Even After 50 Years, Pasolini’s Salò Retains the Power to Shock and Repulse

“There is something brutal about power – any kind of power, legislative or executive.” –Pier Paolo Pasolini, self-interview, 1975

Pasolini’s Salò, or the 120 Days of Sodom is not the sort of film anybody stumbles onto by accident. One must deliberately seek it out, and having found it, choose to sit down and watch it. It’s not on any streaming services, and rarely gets shown at even the most adventurous repertory theaters (i.e. don’t hold your breath for a Fathom Event). At least tracking down the Criterion release has been much easier to do since it was brought back into print in 2011. (With its low spine number – 17 – the original DVD was highly sought after and frequently bootlegged.) This may make Salò sound forbidding, and in many respects it should be, but those willing to subject themselves to it can find Pasolini’s unintended swan song to be a rewarding experience, even if the most typical responses it elicits are revulsion and nausea.

What plot there is to speak of is fairly unspeakable, which is hardly surprising considering Pasolini’s primary source was a novel by the Marquis de Sade. Conceived as a project for frequent collaborator Sergio Citti, who had branched out into directing his own films, Salò came into focus for Pasolini when the setting and time period were transposed to Northern Italy in the waning months of World War II. There, four libertines who occupy positions of power in Mussolini’s fascist state – they’re identified only as a duke, bishop, magistrate, and the president – lock themselves away inside a villa to indulge their every perverted desire. Where the sadism comes in, and what makes the scenario off-putting for some potential viewers, is the dozens of teenagers of both sexes procured for them (a number whittled down to nine boys and nine girls) so they can have innocents to defile, degrade, and corrupt as they see fit.

Along with the libertines and their underage victims, the opening titles identify five other groups along for the ride. There are four storytellers, four daughters, four soldiers, four collaborators, and five servants. Some are identified by name, but few stand out as individuals. One victim is much the same as any other, just as the guards and collaborators are interchangeable, recruited to fill a purpose and useless if they can’t. There’s no need to give backstories to characters destined to be ciphers.

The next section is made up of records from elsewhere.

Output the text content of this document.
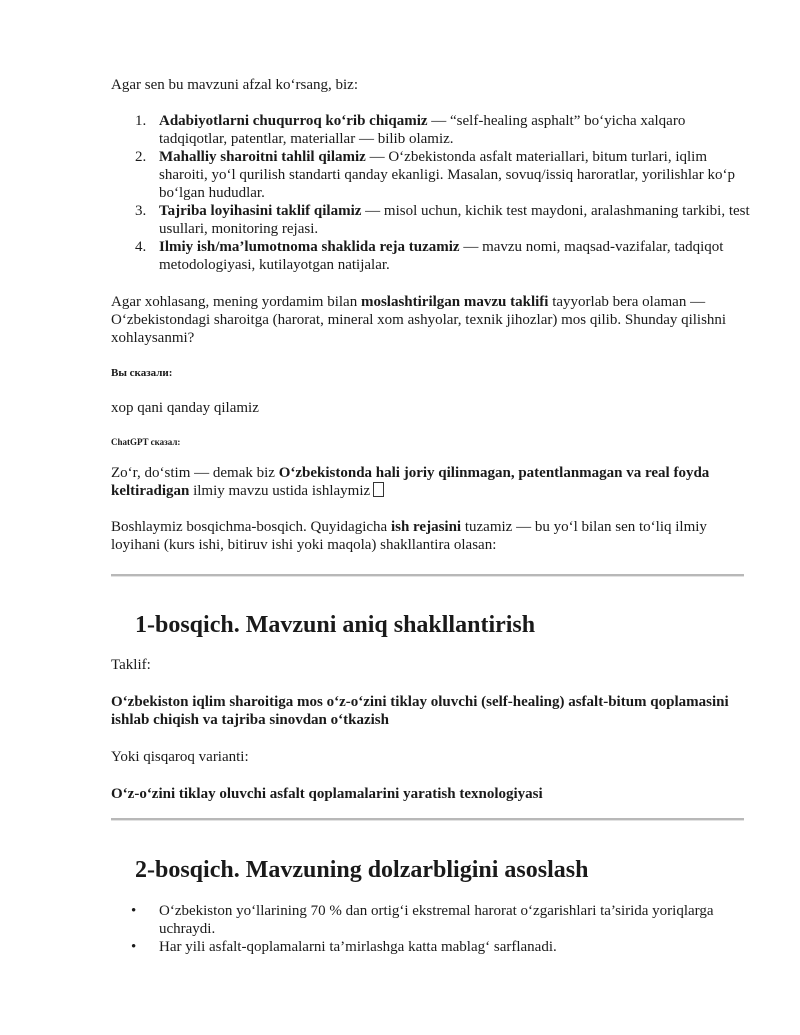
Agar sen bu mavzuni afzal ko‘rsang, biz:

1. Adabiyotlarni chuqurroq ko‘rib chiqamiz — “self-healing asphalt” bo‘yicha xalqaro tadqiqotlar, patentlar, materiallar — bilib olamiz.
2. Mahalliy sharoitni tahlil qilamiz — O‘zbekistonda asfalt materiallari, bitum turlari, iqlim sharoiti, yo‘l qurilish standarti qanday ekanligi. Masalan, sovuq/issiq haroratlar, yorilishlar ko‘p bo‘lgan hududlar.
3. Tajriba loyihasini taklif qilamiz — misol uchun, kichik test maydoni, aralashmaning tarkibi, test usullari, monitoring rejasi.
4. Ilmiy ish/ma’lumotnoma shaklida reja tuzamiz — mavzu nomi, maqsad-vazifalar, tadqiqot metodologiyasi, kutilayotgan natijalar.

Agar xohlasang, mening yordamim bilan moslashtirilgan mavzu taklifi tayyorlab bera olaman — O‘zbekistondagi sharoitga (harorat, mineral xom ashyolar, texnik jihozlar) mos qilib. Shunday qilishni xohlaysanmi?

Вы сказали:

xop qani qanday qilamiz

ChatGPT сказал:

Zo‘r, do‘stim — demak biz O‘zbekistonda hali joriy qilinmagan, patentlanmagan va real foyda keltiradigan ilmiy mavzu ustida ishlaymiz

Boshlaymiz bosqichma-bosqich. Quyidagicha ish rejasini tuzamiz — bu yo‘l bilan sen to‘liq ilmiy loyihani (kurs ishi, bitiruv ishi yoki maqola) shakllantira olasan:

1-bosqich. Mavzuni aniq shakllantirish

Taklif:

O‘zbekiston iqlim sharoitiga mos o‘z-o‘zini tiklay oluvchi (self-healing) asfalt-bitum qoplamasini ishlab chiqish va tajriba sinovdan o‘tkazish

Yoki qisqaroq varianti:

O‘z-o‘zini tiklay oluvchi asfalt qoplamalarini yaratish texnologiyasi

2-bosqich. Mavzuning dolzarbligini asoslash
• O‘zbekiston yo‘llarining 70 % dan ortig‘i ekstremal harorat o‘zgarishlari ta’sirida yoriqlarga uchraydi.
• Har yili asfalt-qoplamalarni ta’mirlashga katta mablag‘ sarflanadi.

In addition to Sade, Pasolini took inspiration from Dante, dividing his script into four sections: an introduction (dubbed the “Antechamber to Hell”) and three circles, each presided over by a different storyteller. (The fourth plays piano to accompany them.) Decked out in fashionable gowns, their elegant appearance offset the utter depravity of the stories they tell to inflame their hosts’ libidos. The “Circle of Obsessions” is devoted to sex (which the inexperienced victims need lessons in, some of them harsh). The “Circle of Shit” is as scatological as it sounds, and features some of the film’s most notorious and revolting scenes. And the “Circle of Blood” represents the endgame presaged early on, when the duke informed their guests, “No one on earth knows you are here. As far as the world is concerned, you are already dead.”

What’s especially striking about Salò is how the most repugnant acts man can imagine play out in such opulent surroundings, created by production designer Dante Ferretti and photographed by cinematographer Tonino Delli Colli on location and at Cinecittà Studios. Pasolini had previously filmed Medea there, but it’s a fair bet the studio, founded by Mussolini in 1937, was booked because of its association with Italy’s fascist past. (Also shot there: 1974’s The Night Porter, Salò’s mid-’70s partner in taboo kink.)

With all the indignities heaped upon their captives, Salò’s libertines are the embodiment of the saying “the cruelty is the point.” The nonchalant way they’ll drag a victim off to act upon a sudden urge demonstrates how much they get off on exerting their power. An element of surprise was also built into Pasolini’s directing methods. Other than those who had long speeches to memorize, he kept many of the performers in the dark about what they would be doing each day until right before cameras rolled. And having shot in sequence, editing as he went, Pasolini had a final cut ready to go well before Salò’s scheduled premiere at the Paris Film Festival on November 22, 1975. In fact, he had just finished work on the French subtitles and was preparing to oversee the dub when he was murdered on November 5. While that inevitably cast a shadow over its reception, and provided ammunition for the right-wing press to attack him and the film, that it remains a lightning rod all these years later is a testament to its staying power.

“Salò” isn’t streaming anywhere, but Criterion’s Blu-ray remains in print (for now).